Here, Plaintiff has had ample notice and opportunity to supplement her summary judgment submission with evidence demonstrating a factual issue with respect to her retaliation claims, but has not done so in the four-and-a-half months since the oral argument. Furthermore, Plaintiff has presented nothing, not even by way of proffer, to suggest that she has evidence not already identified in the summary judgment briefing that would create an issue of fact as to her retaliation claims. Indeed, given that the gravamen of her retaliation and discrimination claims is the same, i.e., that she was not promoted, it is unlikely that Plaintiff has any additional evidence to bring to bear on her retaliation claims. Finally, discovery was completed over two years ago, so there is no argument that Plaintiff needs more to time to obtain the necessary evidence.
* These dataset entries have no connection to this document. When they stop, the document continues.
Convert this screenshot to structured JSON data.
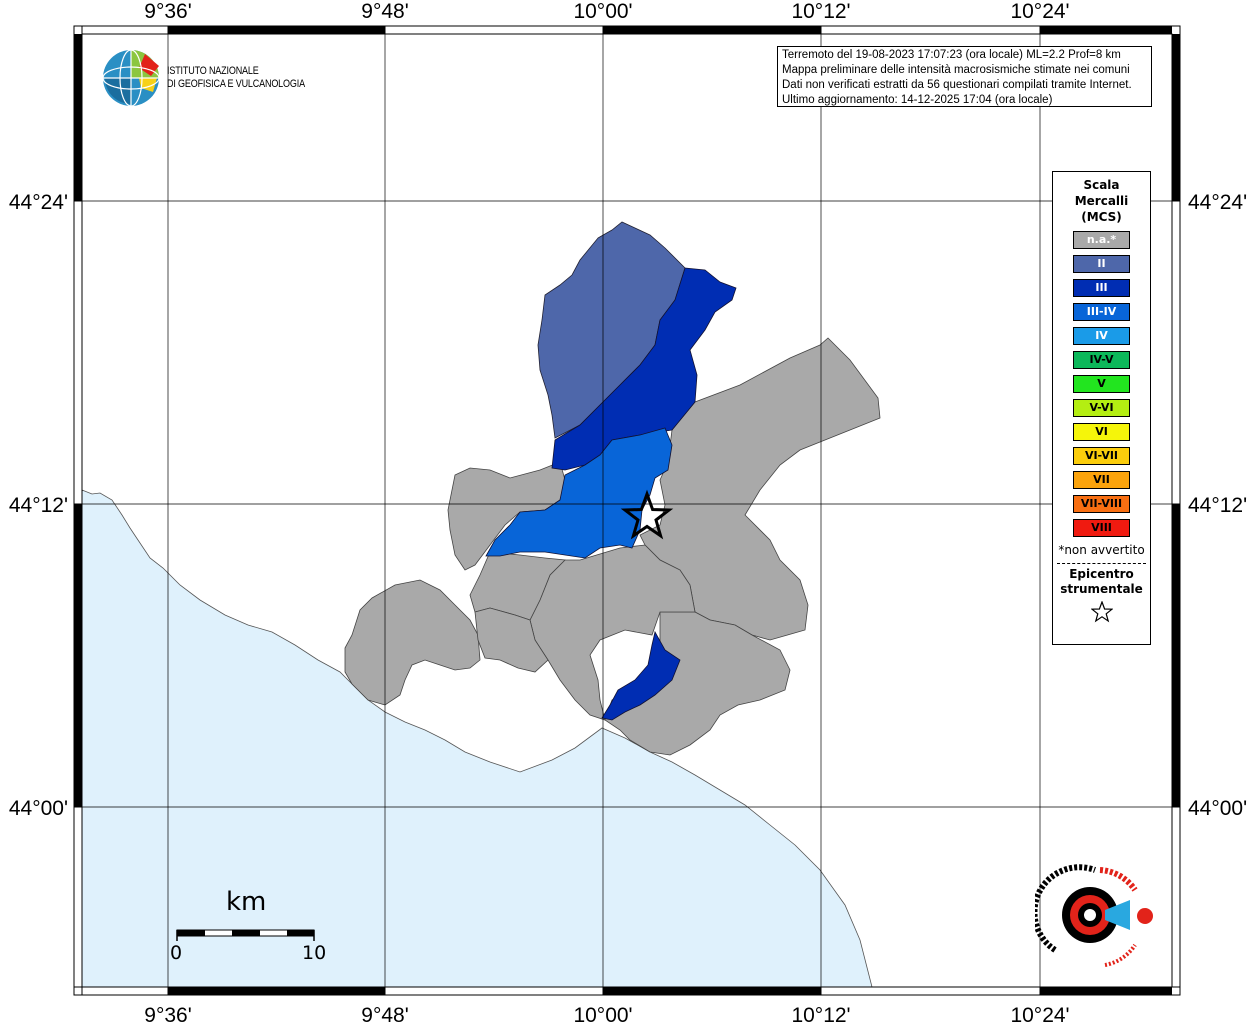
{
  "map": {
    "lon_labels": [
      "9°36'",
      "9°48'",
      "10°00'",
      "10°12'",
      "10°24'"
    ],
    "lat_labels": [
      "44°24'",
      "44°12'",
      "44°00'"
    ],
    "sea_color": "#dff1fc",
    "land_color": "#ffffff",
    "na_color": "#a9a9a9",
    "epicenter_icon": "star-icon"
  },
  "logo": {
    "icon": "ingv-globe-icon",
    "line1": "ISTITUTO NAZIONALE",
    "line2": "DI GEOFISICA E VULCANOLOGIA"
  },
  "info": {
    "line1": "Terremoto del 19-08-2023 17:07:23 (ora locale) ML=2.2 Prof=8 km",
    "line2": "Mappa preliminare delle intensità macrosismiche stimate nei comuni",
    "line3": "Dati non verificati estratti da 56 questionari compilati tramite Internet.",
    "line4": "Ultimo aggiornamento: 14-12-2025 17:04 (ora locale)"
  },
  "legend": {
    "title1": "Scala",
    "title2": "Mercalli",
    "title3": "(MCS)",
    "items": [
      {
        "label": "n.a.*",
        "color": "#a9a9a9",
        "text": "#ffffff"
      },
      {
        "label": "II",
        "color": "#4e67aa",
        "text": "#ffffff"
      },
      {
        "label": "III",
        "color": "#002db3",
        "text": "#ffffff"
      },
      {
        "label": "III-IV",
        "color": "#0865d8",
        "text": "#ffffff"
      },
      {
        "label": "IV",
        "color": "#1a9be8",
        "text": "#ffffff"
      },
      {
        "label": "IV-V",
        "color": "#0cb85a",
        "text": "#000000"
      },
      {
        "label": "V",
        "color": "#22e51f",
        "text": "#000000"
      },
      {
        "label": "V-VI",
        "color": "#b4ee12",
        "text": "#000000"
      },
      {
        "label": "VI",
        "color": "#f5f50a",
        "text": "#000000"
      },
      {
        "label": "VI-VII",
        "color": "#fbcd0c",
        "text": "#000000"
      },
      {
        "label": "VII",
        "color": "#fba30c",
        "text": "#000000"
      },
      {
        "label": "VII-VIII",
        "color": "#f86f12",
        "text": "#000000"
      },
      {
        "label": "VIII",
        "color": "#f01a10",
        "text": "#000000"
      }
    ],
    "note": "*non avvertito",
    "epi1": "Epicentro",
    "epi2": "strumentale",
    "epi_icon": "star-outline-icon"
  },
  "scale": {
    "unit": "km",
    "min": "0",
    "max": "10"
  },
  "brand": {
    "icon": "haisentito-terremoto-logo-icon"
  }
}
Nonetheless, out of an abundance of caution, the Court will permit Plaintiff thirty (30) days from the date of this Memorandum and Order, to identify and describe, by letter submission, additional evidence it would offer to "meet the proposition that there is no genuine issue of material fact to be tried." Priestley, 647 F.3d at 504 (quoting Schwan-Stabilo Cosmetics GmbH & Co. v. Pacificlink Int'l Corp., 401 F.3d 28, 33 (2d Cir. 2005)). Based on this submission, the Court will determine whether additional summary judgment briefing regarding Plaintiff's retaliation claims is warranted. Plaintiff will also identify where in her complaint or elsewhere in this matter she alleges retaliation.

CONCLUSION

Accordingly, for the reasons set forth in the Report, the Court grants summary judgment in Defendants' favor on Plaintiff's failure to promote claims, which are dismissed, and denies summary judgment on Plaintiff's hostile work environment claims. The Court reserves decision regarding the recommendation to dismiss Plaintiff's retaliation claims pending Plaintiff's supplemental submission, which is due thirty (30) days from the date of this Memorandum and Order.

SO ORDERED.

FootNotes


1. There has been some confusion regarding Schulman's legal representation in this matter. (See Report and Recommendation ("Report") at 1, n. 1 (noting that although served, Schulman had not appeared as of the oral argument on April 7, 2015, and noting KCC counsel's reiteration at oral argument that he did not represent Schulman). However, by letter dated July 30, 2015, KCC's counsel, Christopher Bouriat, Esq., advised the Court that his office, the New York City Law Department, now represents all Defendants in this case, including Schulman, and that notices of appearance have been filed on behalf of all Defendants. (Dkt. 53.) Defendants also requested that the Court deem the summary judgment motion filed by KCC to include Schulman as a movant. (Id.) That request is granted.
2. The Court notes, however, that even though Judge Levy questioned the parties about Plaintiff's claims at oral argument, the complaint in this matter does not contain any retaliation claims or even reference Plaintiff's 2009 EEOC complaint upon which her retaliation claims are purportedly based. This fact could perhaps explain why Defendants failed to address retaliation in their summary judgment motion.